Transition – This is focused on smooth movement, where the eye is being guided naturally along different areas. It is most commonly achieved through gently curving lines – like an arched doorway, for instance.

Progression – The most obvious methods of implementing progression are using size and/ or colour. An assembly of candles in varying sizes would be an excellent example of progression. Colour progression can be achieved by using several shades of the same colour.

Repetition – Repetition is basically using one or more elements of the design more than once. This could be repeating colours, lines, patterns or texture. The pattern or colour of curtains, for instance, could be repeated in cushions.
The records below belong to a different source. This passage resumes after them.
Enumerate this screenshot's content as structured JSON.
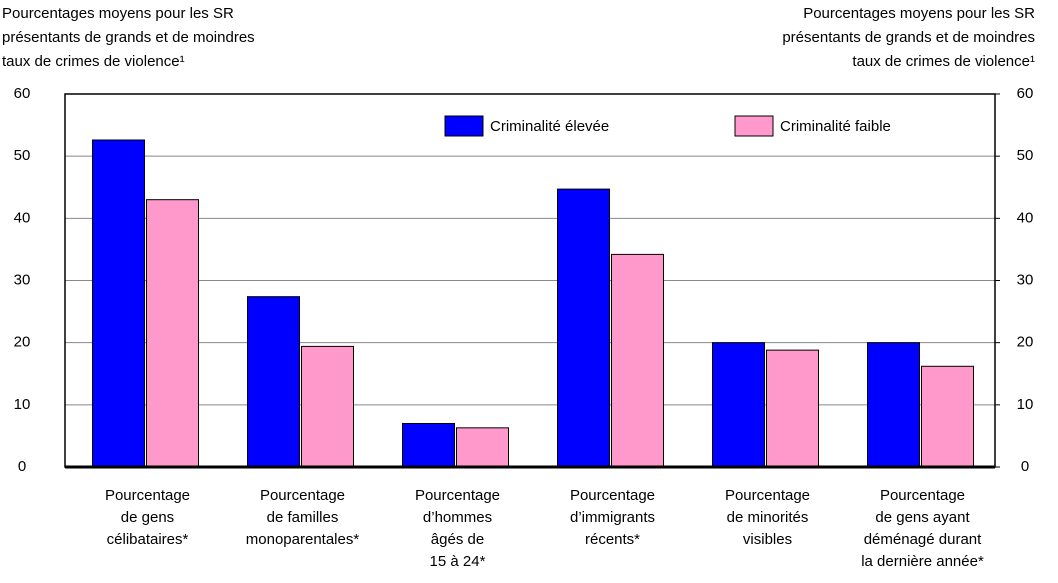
{
  "chart_data": {
    "type": "bar",
    "y_label": [
      "Pourcentages moyens pour les SR",
      "présentants de grands et de moindres",
      "taux de crimes de violence¹"
    ],
    "y2_label": [
      "Pourcentages moyens pour les SR",
      "présentants de grands et de moindres",
      "taux de crimes de violence¹"
    ],
    "categories": [
      [
        "Pourcentage",
        "de gens",
        "célibataires*"
      ],
      [
        "Pourcentage",
        "de familles",
        "monoparentales*"
      ],
      [
        "Pourcentage",
        "d’hommes",
        "âgés de",
        "15 à 24*"
      ],
      [
        "Pourcentage",
        "d’immigrants",
        "récents*"
      ],
      [
        "Pourcentage",
        "de minorités",
        "visibles"
      ],
      [
        "Pourcentage",
        "de gens ayant",
        "déménagé durant",
        "la dernière année*"
      ]
    ],
    "series": [
      {
        "name": "Criminalité élevée",
        "color": "#0000ff",
        "values": [
          52.6,
          27.4,
          7.0,
          44.7,
          20.0,
          20.0
        ]
      },
      {
        "name": "Criminalité faible",
        "color": "#ff99cc",
        "values": [
          43.0,
          19.4,
          6.3,
          34.2,
          18.8,
          16.2
        ]
      }
    ],
    "ylim": [
      0,
      60
    ],
    "yticks": [
      0,
      10,
      20,
      30,
      40,
      50,
      60
    ],
    "y2lim": [
      0,
      60
    ],
    "y2ticks": [
      0,
      10,
      20,
      30,
      40,
      50,
      60
    ],
    "grid": true,
    "legend": "top"
  }
}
Detail – Often overlooked, detail is actually of vital importance. Little things like cupboard and door handles, light switches and trims on lamp shades or cushions underpin everything else mentioned above. In essence, these details need to be right without becoming obvious. Detail takes three major principles into consideration: proportion, scale and colour.

Proportion and Scale – As both of these principles are concerned with shape and size, they really go hand in hand. Proportion deals with the ratio between design elements and between each element and the overall design. A tiny lampshade on a huge base, for example, would be well out of proportion. Scale, on the other hand, deals with the comparison of one object’s

Colour – The colours used in any given room can and will affect those frequenting them in varying ways. Some can induce peace and harmony, while others can go as far as inducing depression or rage. It is therefore essential to choose colours wisely – if in doubt, it often helps to take a look at blogs offering details on colour psychology, decorating ideas, and so on.

As the range of colours in fabrics, furnishings and carpets, etc, tends to be more limited than available colour ranges in paints, is typically better to start by choosing these first of all and then matching paints to go with them. Eicó’s free colour cards can help in this endeavour, and if you can not find the right colours, eicó can create the right hue for you by matching a sample of your fabric and creating your very own personal colour range.

The idea is to use colours to create the ambience you desire bearing your personal likes/dislikes and the purpose of a room in mind. This, of course, takes us right back to the beginning of this post – creating rooms based on the principles of mood, personality and function. If you are unsure as to whether the colours you have in mind will work, you can use sample pots to experiment with before making your final decision.